Si chiama paradosso dell'arciere, un nome bellissimo.
La freccia ci ricorda che al bersaglio ci si avvicina per scatti, momenti in cui apparentemente ci allontaniamo dall'obiettivo, altri in cui ci riallineiamo con ciò che desideriamo. Se non ci fosse la possibilità di andare fuori dalla traiettoria ideale, non ci sarebbero le condizioni per ritornarci, arrivando alla fine a colpire il centro del bersaglio.
Non è forse così in economia, nel mondo del business, dello sport, in politica o nel processo di crescita di un adolescente? Non è forse, il nostro, un adattamento continuo, un ricercare correzioni in una danza che ci fa allontanare, avvicinare, riallontanare, riavvicinare a quello che cerchiamo?

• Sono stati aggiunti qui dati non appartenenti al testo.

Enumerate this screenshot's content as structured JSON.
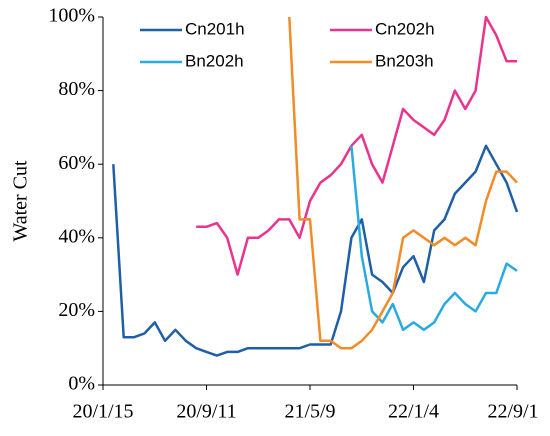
{
  "chart_data": {
    "type": "line",
    "y_label": "Water Cut",
    "x": [
      "2020-01-15",
      "2020-02-08",
      "2020-03-03",
      "2020-03-27",
      "2020-04-20",
      "2020-05-14",
      "2020-06-07",
      "2020-07-01",
      "2020-07-25",
      "2020-08-18",
      "2020-09-11",
      "2020-10-05",
      "2020-10-29",
      "2020-11-22",
      "2020-12-16",
      "2021-01-09",
      "2021-02-02",
      "2021-02-26",
      "2021-03-22",
      "2021-04-15",
      "2021-05-09",
      "2021-06-02",
      "2021-06-26",
      "2021-07-20",
      "2021-08-13",
      "2021-09-06",
      "2021-09-30",
      "2021-10-24",
      "2021-11-17",
      "2021-12-11",
      "2022-01-04",
      "2022-01-28",
      "2022-02-21",
      "2022-03-17",
      "2022-04-10",
      "2022-05-04",
      "2022-05-28",
      "2022-06-21",
      "2022-07-15",
      "2022-08-08",
      "2022-09-01"
    ],
    "series": [
      {
        "name": "Cn201h",
        "color": "#1f5fa8",
        "values": [
          null,
          60,
          13,
          13,
          14,
          17,
          12,
          15,
          12,
          10,
          9,
          8,
          9,
          9,
          10,
          10,
          10,
          10,
          10,
          10,
          11,
          11,
          11,
          20,
          40,
          45,
          30,
          28,
          25,
          32,
          35,
          28,
          42,
          45,
          52,
          55,
          58,
          65,
          60,
          55,
          47
        ]
      },
      {
        "name": "Cn202h",
        "color": "#e8348e",
        "values": [
          null,
          null,
          null,
          null,
          null,
          null,
          null,
          null,
          null,
          43,
          43,
          44,
          40,
          30,
          40,
          40,
          42,
          45,
          45,
          40,
          50,
          55,
          57,
          60,
          65,
          68,
          60,
          55,
          65,
          75,
          72,
          70,
          68,
          72,
          80,
          75,
          80,
          100,
          95,
          88,
          88
        ]
      },
      {
        "name": "Bn202h",
        "color": "#29abe2",
        "values": [
          null,
          null,
          null,
          null,
          null,
          null,
          null,
          null,
          null,
          null,
          null,
          null,
          null,
          null,
          null,
          null,
          null,
          null,
          null,
          null,
          null,
          null,
          null,
          null,
          65,
          35,
          20,
          17,
          22,
          15,
          17,
          15,
          17,
          22,
          25,
          22,
          20,
          25,
          25,
          33,
          31
        ]
      },
      {
        "name": "Bn203h",
        "color": "#f28c28",
        "values": [
          null,
          null,
          null,
          null,
          null,
          null,
          null,
          null,
          null,
          null,
          null,
          null,
          null,
          null,
          null,
          null,
          null,
          null,
          100,
          45,
          45,
          12,
          12,
          10,
          10,
          12,
          15,
          20,
          25,
          40,
          42,
          40,
          38,
          40,
          38,
          40,
          38,
          50,
          58,
          58,
          55
        ]
      }
    ],
    "xlim": [
      "2020-01-15",
      "2022-09-01"
    ],
    "xticks": [
      {
        "value": "2020-01-15",
        "label": "20/1/15"
      },
      {
        "value": "2020-09-11",
        "label": "20/9/11"
      },
      {
        "value": "2021-05-09",
        "label": "21/5/9"
      },
      {
        "value": "2022-01-04",
        "label": "22/1/4"
      },
      {
        "value": "2022-09-01",
        "label": "22/9/1"
      }
    ],
    "ylim": [
      0,
      100
    ],
    "yticks": [
      {
        "value": 0,
        "label": "0%"
      },
      {
        "value": 20,
        "label": "20%"
      },
      {
        "value": 40,
        "label": "40%"
      },
      {
        "value": 60,
        "label": "60%"
      },
      {
        "value": 80,
        "label": "80%"
      },
      {
        "value": 100,
        "label": "100%"
      }
    ],
    "grid": false
  }
}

La freccia ci insegna come un complicatissimo algoritmo che mette insieme tecnica, materiali, incidenza del vento e mille altri dettagli, determinerà il suo piantarsi (o meno) nel centro del bersaglio. Certo, si può risolvere l'errore lamentandosi per il troppo vento o per mille altri alibi, ma sarà solo il controllo di tanti particolari che porterà la freccia dove l'arciere voleva che andasse. Sarà il suo atteggiamento prima del tiro, sfruttando esperienza, sensibilità, conoscenza delle condizioni esterne a fare la differenza. Dopo aver scoccato, infatti, non potrà che guardare la sua freccia volare, per settanta metri. Il successo sarà conseguenza della sua capacità di controllare ciò che è controllabile e di allenare la capacità di reagire in maniera positiva a dei fattori che, invece, controllabili non sono. L'obiettivo sarà centrato se, in mezzo a tutte quelle variabili, l'arciere sarà riuscito a fare bene un gesto, proprio quando è difficile farlo.
Ecco il segreto: il fatto che non tutto sia controllabile è uno dei valori più grandi che ho imparato dallo sport. Ci sono situazioni che non possiamo decidere se si presenteranno oppure no, ma possiamo tuttavia decidere come noi ci comporteremo, qualora si presentassero. Così deve essere anche in questo nostro complicato quotidiano: spesso siamo di fronte a situazioni che noi non abbiamo deciso, ma possiamo decidere in che modo reagire, con il dovere di non restare indifferenti e subirle. Trasformare l'orrore quotidiano a cui siamo sottoposti (che si tratti di migranti lasciati a morire in mezzo al mare o di clochard a cui qualcuno si bulla di buttare le coperte nella spazzatura) in qualcosa di necessario per risvegliarci dal torpore è l'unica strada, come nel paradosso dell'arciere: qualcosa che ci porta talmente fuori traiettoria da ricordarci della necessità di fare bene tanti piccoli gesti quotidiani.
Prima che sia troppo tardi, prima che il bersaglio venga inesorabilmente mancato e questo orrore si impadronisca definitivamente di noi e del nostro Paese.